MCA Bulk Attestation Tool question

Copper Contributor

I am having issues authenticating with this tool, I setup as per https://learn.microsoft.com/en-us/partner-center/customers/microsoft-customer-agreement-bulk-attesta...

 

 

The thing I am confused by the "app" being http://localhost in the pre reqs

 

I use if https:

BenB675_0-1721845471065.png

 

if i use http:

BenB675_1-1721845663800.png

 

 

I think I am missing something though

 

settings are:

 

BenB675_2-1721845718161.png

 

5 Replies

@BenB675 I'm moving your post to our partner-led discussion board in hopes someone there will be able to help. Tagging a few of my superusers in case they have knowledge around it.

 

@blakecheek @MartijnElfers @ahart3 @sansbacher any of you have any advice here? Not sure this is your neck of the woods but thought I would give it a shot. 😉

 

 

Thank you all for being part of the community -jill

Thank you
Unfortunately I have no experiences with Partner Center APIs and Apps. Hope someone more technical is able to assist

@BenB675 ,

 

I've never used the MCA Bulk tool, but it looks very similar to the GDAP Bulk Migration tool, so I can only offer some general advice:

 

Yes, it should be http://localhost, not https.
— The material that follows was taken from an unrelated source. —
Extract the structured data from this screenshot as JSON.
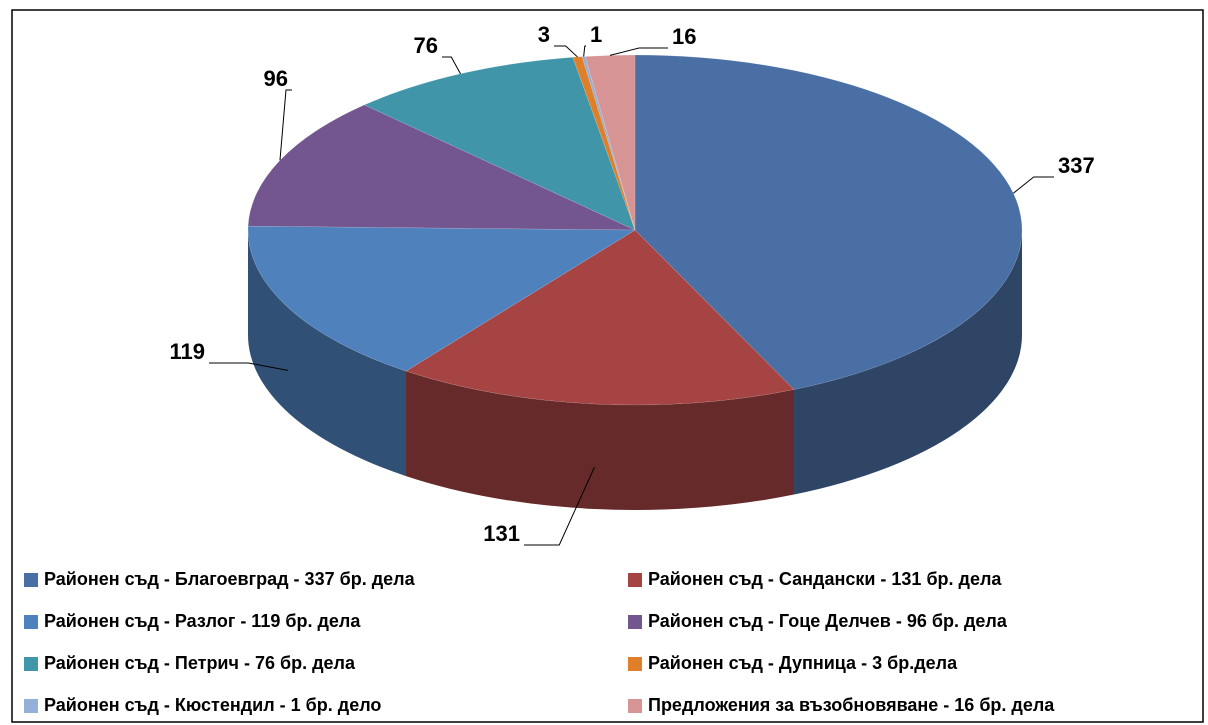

It's just the allowable addresses the app can submit for the callback when authenticating. (it's specified in the code, in TokenProvider.cs) Probably wouldn't hurt to remove and re-create the Partner Center Native App (or just make a new one, and use the new App ID) if you are concerned you don't have it configured correctly.

 

The resource mentioned, 00000003-0000-0000-c000-000000000000, is the MS Graph API. I couldn't see any mention of it on the setup page, but that could imply that some API permissions are missing. They can be added under API Permissions on the App Registration in AAD/Entra. I don't know what would be needed. 

 

That same file (TokenProvider.cs) references a scope for https://graph.windows.net/.default, which is the old AzureAD Graph (the new MS Graph end point is https://graph.microsoft.com) But the AAD Graph is deprecated (and it's old GUID is 00000002-0000-0000-c000-000000000000) so I wonder if something needs to be updated?

 

You could try posting an Issue for the package here: https://github.com/microsoft/Partner-Center-DotNet-Samples/issues

(or search to see if any open Issues are relevant)

 

There's some troubleshooting info on the FAQ for the tool: https://learn.microsoft.com/en-us/partner-center/customers/microsoft-customer-agreement-bulk-attesta...

But it doesn't list your error, AADSTS650057. That error again implies missing permissions, likely for MS Graph.

 

That's about all I can offer, sorry.

   --Saul

 

 

Thank you @sansbacher and @MartijnElfers!